Overview
Notable Features
Subset and Unification Analyses
There are two widely-used paradigms in constructing pointer analyses: subset-based and unification-based. Unification-based analyses are generally highly scalable, but less precise than comparable subset-based analyses. cclyzer++ provides both.
See the implementation documentation for information about the unification-based analysis.
Configurable Context Sensitivity and Heap Cloning
Context-sensitive pointer analyses are often more precise than context-insensitive ones, but their performance is less predictable. cclyzer++ provides a variety of context sensitivity strategies and depths, including k-callsite. The choice of context sensitivity can be configured at runtime.
cclyzer++ also performs heap cloning, matching whichever strategy is chosen for context-sensitivity.
Modeling Library Functions
cclyzer++ supports modeling external functions with signatures which summarize their effect on memory.
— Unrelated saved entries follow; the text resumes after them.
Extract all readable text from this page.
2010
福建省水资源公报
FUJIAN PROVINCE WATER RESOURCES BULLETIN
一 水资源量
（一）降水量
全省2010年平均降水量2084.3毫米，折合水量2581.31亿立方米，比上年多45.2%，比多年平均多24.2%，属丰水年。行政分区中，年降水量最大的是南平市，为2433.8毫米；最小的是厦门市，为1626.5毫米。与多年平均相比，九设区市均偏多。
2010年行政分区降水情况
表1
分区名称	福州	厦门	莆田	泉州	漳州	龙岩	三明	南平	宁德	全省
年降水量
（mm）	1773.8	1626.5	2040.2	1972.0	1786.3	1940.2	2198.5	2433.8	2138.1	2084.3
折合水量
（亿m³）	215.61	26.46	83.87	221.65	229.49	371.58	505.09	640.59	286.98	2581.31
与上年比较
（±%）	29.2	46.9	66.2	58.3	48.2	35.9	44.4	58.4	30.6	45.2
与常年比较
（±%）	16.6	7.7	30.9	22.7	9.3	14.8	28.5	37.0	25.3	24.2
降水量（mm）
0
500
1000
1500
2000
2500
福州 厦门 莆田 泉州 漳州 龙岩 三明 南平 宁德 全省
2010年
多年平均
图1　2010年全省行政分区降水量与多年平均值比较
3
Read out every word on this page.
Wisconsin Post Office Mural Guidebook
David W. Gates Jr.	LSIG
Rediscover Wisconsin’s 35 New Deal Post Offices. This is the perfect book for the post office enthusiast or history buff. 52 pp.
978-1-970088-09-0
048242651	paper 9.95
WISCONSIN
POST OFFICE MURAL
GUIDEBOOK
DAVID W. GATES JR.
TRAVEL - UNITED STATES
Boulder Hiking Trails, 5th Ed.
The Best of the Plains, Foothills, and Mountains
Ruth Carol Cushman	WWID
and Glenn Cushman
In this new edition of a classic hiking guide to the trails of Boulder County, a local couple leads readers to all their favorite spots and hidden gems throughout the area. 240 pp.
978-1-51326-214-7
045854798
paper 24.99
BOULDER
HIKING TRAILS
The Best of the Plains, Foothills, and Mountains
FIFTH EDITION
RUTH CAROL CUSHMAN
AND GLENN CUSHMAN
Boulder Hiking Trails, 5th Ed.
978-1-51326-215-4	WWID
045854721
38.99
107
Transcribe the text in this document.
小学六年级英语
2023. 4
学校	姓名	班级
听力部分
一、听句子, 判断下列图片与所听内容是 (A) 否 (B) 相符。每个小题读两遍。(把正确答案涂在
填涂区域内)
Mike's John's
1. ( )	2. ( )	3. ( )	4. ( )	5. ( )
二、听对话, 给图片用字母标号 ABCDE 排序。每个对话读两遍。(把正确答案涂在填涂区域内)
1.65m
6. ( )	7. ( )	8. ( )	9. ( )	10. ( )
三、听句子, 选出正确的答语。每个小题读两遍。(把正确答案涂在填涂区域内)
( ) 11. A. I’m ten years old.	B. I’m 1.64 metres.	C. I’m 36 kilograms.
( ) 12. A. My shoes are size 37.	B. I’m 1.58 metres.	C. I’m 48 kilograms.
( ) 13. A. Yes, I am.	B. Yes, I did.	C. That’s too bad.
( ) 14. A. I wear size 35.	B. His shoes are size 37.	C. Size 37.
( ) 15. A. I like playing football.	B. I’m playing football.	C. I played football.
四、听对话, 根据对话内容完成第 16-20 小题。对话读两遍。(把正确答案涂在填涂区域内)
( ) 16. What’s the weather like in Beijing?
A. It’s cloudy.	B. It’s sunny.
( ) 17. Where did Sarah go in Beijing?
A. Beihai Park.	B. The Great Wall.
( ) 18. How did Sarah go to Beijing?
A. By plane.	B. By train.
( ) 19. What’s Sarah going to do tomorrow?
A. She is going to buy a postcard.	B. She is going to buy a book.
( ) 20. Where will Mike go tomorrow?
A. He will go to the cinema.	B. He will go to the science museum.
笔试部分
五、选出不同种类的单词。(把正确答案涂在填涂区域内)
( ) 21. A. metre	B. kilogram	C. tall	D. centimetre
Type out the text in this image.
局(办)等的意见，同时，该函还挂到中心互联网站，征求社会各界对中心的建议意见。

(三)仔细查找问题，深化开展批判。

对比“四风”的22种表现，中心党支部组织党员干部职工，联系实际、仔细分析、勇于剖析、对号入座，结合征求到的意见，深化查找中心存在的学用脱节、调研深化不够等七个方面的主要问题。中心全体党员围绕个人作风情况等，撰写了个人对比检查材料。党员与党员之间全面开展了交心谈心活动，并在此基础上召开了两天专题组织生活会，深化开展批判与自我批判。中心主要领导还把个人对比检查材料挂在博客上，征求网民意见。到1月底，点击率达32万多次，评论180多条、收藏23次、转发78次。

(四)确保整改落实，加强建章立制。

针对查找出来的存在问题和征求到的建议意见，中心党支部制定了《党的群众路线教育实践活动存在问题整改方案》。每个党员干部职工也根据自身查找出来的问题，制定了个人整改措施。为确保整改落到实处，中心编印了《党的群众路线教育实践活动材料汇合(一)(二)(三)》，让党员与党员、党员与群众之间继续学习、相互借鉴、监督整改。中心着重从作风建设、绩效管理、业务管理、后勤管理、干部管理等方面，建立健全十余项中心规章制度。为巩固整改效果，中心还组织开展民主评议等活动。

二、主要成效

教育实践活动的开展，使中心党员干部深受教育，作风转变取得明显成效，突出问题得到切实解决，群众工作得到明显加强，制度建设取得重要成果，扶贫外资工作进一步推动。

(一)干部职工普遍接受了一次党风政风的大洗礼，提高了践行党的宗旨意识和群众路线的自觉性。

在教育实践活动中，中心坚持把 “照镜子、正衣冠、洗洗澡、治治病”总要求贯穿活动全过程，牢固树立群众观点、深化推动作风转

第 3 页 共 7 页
Signatures can be used to model functions from libc or other external libraries. Such models are crucial for soundness. See Signatures for details on how to create signatures.
Language Support
cclyzer++ has primarily been tested on LLVM code produced by Clang 10 through 14 when compiling from C and C++ for x86_64. Your mileage may vary with other languages, compilers, and targets.
Bibliography
The following papers significantly influenced the development of cclyzer++.
Bravenboer, M. and Smaragdakis, Y., 2009, October. Strictly declarative specification of sophisticated points-to analyses. In Proceedings of the 24th ACM SIGPLAN conference on Object oriented programming systems languages and applications (pp. 243-262).
Balatsouras, G. and Smaragdakis, Y., 2016, September. Structure-sensitive points-to analysis for C and C++. In International Static Analysis Symposium (pp. 84-104). Springer, Berlin, Heidelberg.
The pointer analysis tutorial of Smaragdakis and Balatsouras was also quite helpful.
Comparison to cclyzer
As mentioned above, cclyzer++ is based on cclyzer. The major differences are that cclyzer++
supports LLVM 10 through 14, with limited support for LLVM 15.
is implemented in Soufflé rather than LogicBlox
has a C++ interface, rather than a Python one
has runtime-configurable context-sensitivity and heap-cloning
features a unification-based analysis
allows modeling external functions with signatures
drops certain uninformative contexts (see
drop.dl
)
On the less impactful side, cclyzer++ also
includes assertions about correctness
improves on the heuristic that controls array suballocations (see
allocations-subobjects.dl
)tracks suballocation sizes and offsets (see
allocations-subobjects.dl
)soundly handles
argv
has additional documentation (both code-level comments and higher-level documents such as this one)
Many thanks to the authors of cclyzer for their contributions! The cclyzer
license is included with the source distribution of cclyzer++ as
LICENSE-cclyzer.txt
.
Project Status
cclyzer++ is actively developed and maintained by Galois, Inc. Points of contact are: Langston Barrett (email: langston at galois dot com) Scott Moore (email: scott at galois dot com).
Versioning
Since v0.4.0, cclyzer++ has attempted to follow semantic versioning 2.0.0.
LLVM Library Version
cclyzer++ currently builds against LLVM 14 by default and can be built with previous versions 13 through 10. cclyzer++ can be built with LLVM 15, but the analysis does not yet support opaque pointers.